Asked if Downing Street has received a request for a Section 30 Order, the Scottish Secretary said: “The Prime Minister has received the First Minister’s correspondence which contains the Scottish Government’s publication and will respond in due course.”
But Jack claimed that the SNP’s vote share in the December General Election is not sufficient to fuel calls for a second referendum.
Responding to a question from the SNP’s Chris Law, the Tory said: “Forty-five per cent of Scots voted for the SNP in the 2019 election and 45% of Scots voted for independence in 2014. The numbers simply haven’t changed.”
READ MORE: Ian Blackford puts SNP on indyref2 footing with new-look team
Rookie MP Amy Callaghan pointed out the “blinding hypocrisy” underpinning the Tory argument against indyref2.

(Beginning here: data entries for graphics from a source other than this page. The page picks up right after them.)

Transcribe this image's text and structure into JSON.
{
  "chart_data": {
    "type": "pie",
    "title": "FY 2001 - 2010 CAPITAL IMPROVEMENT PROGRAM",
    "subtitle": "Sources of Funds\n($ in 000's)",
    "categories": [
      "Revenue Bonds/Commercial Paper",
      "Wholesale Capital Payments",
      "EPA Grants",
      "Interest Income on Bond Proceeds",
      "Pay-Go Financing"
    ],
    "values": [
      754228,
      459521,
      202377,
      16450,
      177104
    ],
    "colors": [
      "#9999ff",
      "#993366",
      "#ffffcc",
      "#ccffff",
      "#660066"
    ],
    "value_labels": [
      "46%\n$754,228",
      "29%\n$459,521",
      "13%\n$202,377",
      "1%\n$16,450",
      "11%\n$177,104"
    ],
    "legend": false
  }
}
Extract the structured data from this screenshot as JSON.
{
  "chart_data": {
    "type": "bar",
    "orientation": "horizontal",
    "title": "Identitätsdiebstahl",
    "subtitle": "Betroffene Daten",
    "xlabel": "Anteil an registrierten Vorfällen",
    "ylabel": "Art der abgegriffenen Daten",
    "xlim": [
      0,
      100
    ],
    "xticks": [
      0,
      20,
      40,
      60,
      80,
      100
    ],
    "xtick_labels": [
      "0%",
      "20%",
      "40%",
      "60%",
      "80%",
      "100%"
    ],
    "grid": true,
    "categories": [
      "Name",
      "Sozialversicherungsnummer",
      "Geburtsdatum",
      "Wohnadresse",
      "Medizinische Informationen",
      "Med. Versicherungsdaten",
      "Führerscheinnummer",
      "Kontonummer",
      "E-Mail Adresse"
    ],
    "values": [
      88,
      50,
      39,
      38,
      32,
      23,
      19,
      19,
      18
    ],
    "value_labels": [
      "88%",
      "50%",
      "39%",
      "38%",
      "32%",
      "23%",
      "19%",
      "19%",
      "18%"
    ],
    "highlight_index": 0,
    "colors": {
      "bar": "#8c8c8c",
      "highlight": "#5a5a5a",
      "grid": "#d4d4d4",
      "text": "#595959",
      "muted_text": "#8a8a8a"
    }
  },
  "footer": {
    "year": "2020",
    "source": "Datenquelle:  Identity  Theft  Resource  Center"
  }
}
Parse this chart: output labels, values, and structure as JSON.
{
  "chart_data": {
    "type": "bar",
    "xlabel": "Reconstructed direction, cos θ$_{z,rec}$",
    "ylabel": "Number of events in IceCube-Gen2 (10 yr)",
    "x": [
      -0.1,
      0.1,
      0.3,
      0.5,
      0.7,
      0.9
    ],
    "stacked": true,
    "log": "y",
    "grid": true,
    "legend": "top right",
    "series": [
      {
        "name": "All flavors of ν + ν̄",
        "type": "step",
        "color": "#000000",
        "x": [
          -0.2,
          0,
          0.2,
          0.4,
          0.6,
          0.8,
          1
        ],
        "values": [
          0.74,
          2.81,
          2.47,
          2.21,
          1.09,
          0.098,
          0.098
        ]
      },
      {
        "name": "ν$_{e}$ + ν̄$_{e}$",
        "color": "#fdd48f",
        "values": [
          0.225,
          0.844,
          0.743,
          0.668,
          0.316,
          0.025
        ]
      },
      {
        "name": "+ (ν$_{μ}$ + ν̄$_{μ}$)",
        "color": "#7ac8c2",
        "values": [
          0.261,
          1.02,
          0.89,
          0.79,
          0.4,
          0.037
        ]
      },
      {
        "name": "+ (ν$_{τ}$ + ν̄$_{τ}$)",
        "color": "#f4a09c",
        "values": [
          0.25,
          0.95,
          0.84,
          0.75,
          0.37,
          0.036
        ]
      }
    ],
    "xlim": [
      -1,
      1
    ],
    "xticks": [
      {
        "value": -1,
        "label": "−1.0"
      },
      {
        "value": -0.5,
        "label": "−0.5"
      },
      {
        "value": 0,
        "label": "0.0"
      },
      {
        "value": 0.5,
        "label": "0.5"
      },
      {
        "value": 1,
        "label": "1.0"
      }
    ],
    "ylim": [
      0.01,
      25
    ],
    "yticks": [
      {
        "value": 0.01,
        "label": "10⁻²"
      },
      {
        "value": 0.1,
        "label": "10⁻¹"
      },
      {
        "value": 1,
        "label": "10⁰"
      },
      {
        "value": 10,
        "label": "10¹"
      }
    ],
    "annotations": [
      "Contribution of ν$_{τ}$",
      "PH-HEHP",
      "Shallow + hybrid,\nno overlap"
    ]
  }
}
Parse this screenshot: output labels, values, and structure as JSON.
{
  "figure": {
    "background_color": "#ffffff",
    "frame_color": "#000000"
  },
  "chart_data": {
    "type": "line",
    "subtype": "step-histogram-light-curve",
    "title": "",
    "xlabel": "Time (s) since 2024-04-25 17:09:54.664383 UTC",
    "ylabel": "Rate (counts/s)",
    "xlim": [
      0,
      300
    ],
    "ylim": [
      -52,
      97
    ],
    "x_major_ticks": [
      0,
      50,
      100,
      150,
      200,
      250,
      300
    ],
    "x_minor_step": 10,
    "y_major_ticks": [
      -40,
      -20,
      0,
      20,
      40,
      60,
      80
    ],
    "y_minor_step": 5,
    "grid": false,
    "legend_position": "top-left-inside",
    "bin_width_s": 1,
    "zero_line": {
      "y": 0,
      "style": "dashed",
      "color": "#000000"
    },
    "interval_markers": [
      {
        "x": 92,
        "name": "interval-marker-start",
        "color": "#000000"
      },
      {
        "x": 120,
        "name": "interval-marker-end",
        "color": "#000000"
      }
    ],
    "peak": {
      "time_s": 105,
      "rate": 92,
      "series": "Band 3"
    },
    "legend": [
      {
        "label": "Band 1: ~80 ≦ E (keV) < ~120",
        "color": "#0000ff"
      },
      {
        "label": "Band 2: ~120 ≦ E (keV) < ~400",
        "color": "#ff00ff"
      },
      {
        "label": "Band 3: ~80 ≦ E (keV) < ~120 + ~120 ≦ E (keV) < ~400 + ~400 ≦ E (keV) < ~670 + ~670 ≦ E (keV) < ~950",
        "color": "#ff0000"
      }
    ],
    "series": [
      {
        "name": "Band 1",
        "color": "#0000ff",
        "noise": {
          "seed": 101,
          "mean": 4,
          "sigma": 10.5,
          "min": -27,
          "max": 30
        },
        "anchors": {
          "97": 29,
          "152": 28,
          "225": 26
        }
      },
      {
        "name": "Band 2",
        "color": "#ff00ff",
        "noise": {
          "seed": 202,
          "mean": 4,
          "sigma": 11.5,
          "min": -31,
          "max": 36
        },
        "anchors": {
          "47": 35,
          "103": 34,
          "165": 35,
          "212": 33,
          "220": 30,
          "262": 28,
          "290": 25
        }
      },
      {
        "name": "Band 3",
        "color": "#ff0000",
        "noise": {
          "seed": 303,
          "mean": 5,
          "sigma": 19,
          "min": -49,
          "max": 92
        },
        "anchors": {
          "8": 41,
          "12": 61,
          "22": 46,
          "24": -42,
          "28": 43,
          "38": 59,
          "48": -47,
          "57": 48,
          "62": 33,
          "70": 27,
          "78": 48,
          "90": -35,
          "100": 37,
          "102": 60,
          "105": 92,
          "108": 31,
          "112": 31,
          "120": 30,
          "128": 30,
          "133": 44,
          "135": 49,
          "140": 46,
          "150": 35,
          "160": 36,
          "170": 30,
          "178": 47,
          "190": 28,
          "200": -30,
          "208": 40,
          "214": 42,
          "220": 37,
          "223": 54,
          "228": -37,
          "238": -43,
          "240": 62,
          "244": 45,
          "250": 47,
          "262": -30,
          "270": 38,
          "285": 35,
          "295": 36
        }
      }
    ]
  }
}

She said: “This Tory government is claiming that its 43% of the vote in the last General Election provides it with an overwhelming mandate to implement Brexit.
“Can the Secretary of State therefore explain the absolute blinding contradiction of his own position when he says the 45% vote for the SNP, providing 80% of Scottish seats in this very House, doesn’t equate to a mandate for the people of Scotland to choose our own future?”
Jack’s stumbling reply seemed to include a bizarre claim that Scots had voted to leave the European Union.
He said: “It was a referendum three years ago. We, we are speaking for the majority of Scots. The majority of Scots voted … voted to remain … the majority voted sorry to leave in 2016, to leave the European Union. We are absolutely respecting that decision, whereas the SNP are not respecting it and are wanting to the tear up the United Kingdom.”
READ MORE: SNP to table amendments to Withdrawal Bill to block Tory power grab
Airdrie and Shotts MP Neil Gray then asked what the UK Government’s “democratic case” was for “denying the people of Scotland their right to choose our future”.
He said: "His party enjoys 43% of the vote to deliver Brexit and yet denies the SNP its right to give the people of Scotland its say with the 45% of the vote in Scotland that we have secured."
The Scottish Secretary replied: "The First Minister has asked for the right to set referendums in the future, to decide the context of those.
"We are very clear about this. Constitutional matters are reserved and it would be completely wrong for us to hands those powers over to the Scottish Parliament because we would end up in a series of never-endums."